M. Bruno Gilles . - Très bien !

Mme Colette Giudicelli . - Je m'inquiète du sort réservé aux enfants handicapés. Les nouveau-nés souffrant de handicaps neurologiques ne sont pas pris en compte dans le texte. Tous les médecins ne sont pas parfaits, ni les parents non plus. Ne faudrait-il pas encadrer cela ?

M. Philippe Mouiller . - Je ne suis ni médecin, ni juriste, mais je suis inquiet. Je m'étonne que tout patient puisse avoir droit d'un côté à des soins palliatifs et de l'autre à la sédation profonde. N'est-ce pas contradictoire ? N'y a-t-il pas non plus une forme d'hypocrisie dans l'intention du texte qui accélère la procédure, sous couvert de compléter la loi Leonetti pas assez connue, ni pratiquée ? S'agit-il de formaliser un engagement politique pris au sommet de l'Etat ou d'une volonté d'ouvrir de nouvelles portes dans notre société ? Même si le rapporteur a proposé une correction rédactionnelle, il est effrayant que les auteurs du texte aient pu poser sur le papier le terme d'« inutilité de la vie ». Les gens rédigent leurs directives anticipés lorsqu'ils sont en bonne santé. Vaudront-elles encore lorsqu'ils n'auront plus que 72 heures à vivre ? Comment prendre en considération l'évolution psychologique du patient ? Est-ce à la loi de gérer une formation dont les étudiants doivent pouvoir bénéficier ? Il serait plus efficace de commencer par prévoir les moyens financiers d'assurer cette formation. Enfin, ce texte n'est-il pas influencé par des impératifs économiques ?

Mme Catherine Génisson . - Tout de même !

M. Philippe Mouiller . - J'exprime mon inquiétude...

M. Gérard Dériot, co-rapporteur . - Selon que les patients sont à l'hôpital, en Ehpad ou à domicile, les soins palliatifs ne sont pas les mêmes. Il est indispensable de développer des équipes mobiles.

Mme Corinne Imbert . - Y a-t-il un programme pour cela ?

M. Gérard Dériot, co-rapporteur . - La loi s'occupe des méthodes, pas des moyens...

M. René-Paul Savary . - Des bonnes intentions !

M. Gérard Dériot, co-rapporteur . - Il faudra prévoir les moyens dans le budget de la sécurité sociale...

M. René-Paul Savary . - Avec l'Ondam !

M. Jean-Marie Vanlerenberghe, rapporteur général . - Il faudra envisager une tarification différente...

M. Alain Milon, président . - Nous y reviendrons lors de l'examen du PLFSS...

M. Michel Amiel, co-rapporteur . - La sédation profonde en fin de vie peut apporter un certain confort.
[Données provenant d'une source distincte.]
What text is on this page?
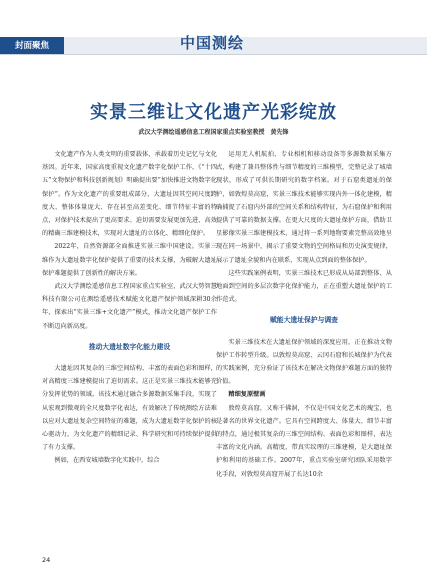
封面聚焦	中国测绘
实景三维让文化遗产光彩绽放
武汉大学测绘遥感信息工程国家重点实验室教授　黄先锋

文化遗产作为人类文明的重要载体，承载着历史记忆与文化基因。近年来，国家高度重视文化遗产数字化保护工作，《“十四五”文物保护和科技创新规划》明确提出要“加快推进文物数字化保护”。作为文化遗产的重要组成部分，大遗址因其空间尺度跨度大、整体体量庞大、存在甚至高差变化、细节特征丰富的特点，对保护技术提出了更高要求。迫切需要发展更加先进、高效的精确三维建模技术，实现对大遗址的立体化、精细化保护。

2022年，自然资源部全面推进实景三维中国建设。实景三维作为大遗址数字化保护提供了重要的技术支撑，为破解大遗址保护难题提供了创新性的解决方案。

武汉大学测绘遥感信息工程国家重点实验室、武汉大势智慧科技有限公司在测绘遥感技术赋能文化遗产保护领域深耕30余年，探索出“实景三维+文化遗产”模式，推动文化遗产保护工作不断迈向新高度。

推动大遗址数字化能力建设

大遗址因其复杂的三维空间结构、丰富的表面色彩和图样，对高精度三维建模提出了迫切需求。这正是实景三维技术能够充分发挥优势的领域。该技术通过融合多源数据采集手段，实现了从宏观到微观的全尺度数字化表达，有效解决了传统测绘方法难以应对大遗址复杂空间特征的难题，成为大遗址数字化保护的核心驱动力，为文化遗产的精细记录、科学研究和可持续保护提供了有力支撑。

例如，在西安城墙数字化实践中，综合

运用无人机航拍、专业相机和移动设备等多源数据采集方式，构建了兼具整体性与细节精度的三维模型，完整记录了城墙现状，形成了可供长期研究的数字档案。对于石窟类遗址的保护，如敦煌莫高窟，实景三维技术能够实现内外一体化建模，精确捕捉了石窟内外部的空间关系和结构特征，为石窟保护和利用提供了可靠的数据支撑。在更大尺度的大遗址保护方面，借助卫星影像实景三维建模技术，通过将一系列地物要素完整高效地呈现在同一场景中，揭示了重要文物的空间格局和历史演变规律，展示了遗址全貌和内在联系，实现从点到面的整体保护。

这些实践案例表明，实景三维技术已形成从局部到整体、从地面到空间的多层次数字化保护能力，正在重塑大遗址保护的工作范式。

赋能大遗址保护与调查

实景三维技术在大遗址保护领域的深度应用，正在推动文物保护工作转型升级。以敦煌莫高窟、云冈石窟和长城保护为代表的实践案例，充分验证了该技术在解决文物保护难题方面的独特价值。

精细复原壁画

敦煌莫高窟，又称千佛洞，不仅是中国文化艺术的瑰宝，也是著名的世界文化遗产。它具有空间跨度大、体量大、细节丰富的特点，通过极其复杂的三维空间结构、表面色彩和图样，表达丰富的文化内涵。高精度、带真实纹理的三维建模，是大遗址保护和利用的基础工作。2007年，重点实验室研究团队采用数字化手段，对敦煌莫高窟开展了长达10余

24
Comme le disait le président de la société d'accompagnement et de soins palliatifs, « le malade n'est pas obligé d'assister au drame tragique de sa mort ». Nous ne faisons qu'encadrer la mort accompagnée.

Madame Giudicelli, j'ai déjà fait la distinction entre les nouveau-nés sous assistance respiratoire et ceux qui vivent sans machinerie médicale après avoir fait une asphyxie périnatale. Ce deuxième cas est particulièrement douloureux car certains de ces enfants garderont des séquelles terribles et des handicaps lourds auxquels la société ne sait pas répondre. Quant aux directives anticipées, il est clair que l'on n'est pas dans le même état d'esprit pour les écrire lorsque l'on est en bonne santé et lorsque l'on est face à la mort. Nous avons veillé à clarifier ce point dans notre rédaction. Enfin, en décembre dernier, le Président de la République a annoncé un grand plan de soins palliatifs et je précise que l'on pourrait en faire une cause nationale, comme cela a été fait pour certaines maladies. En tant que praticien, je trouve que c'est une bonne initiative.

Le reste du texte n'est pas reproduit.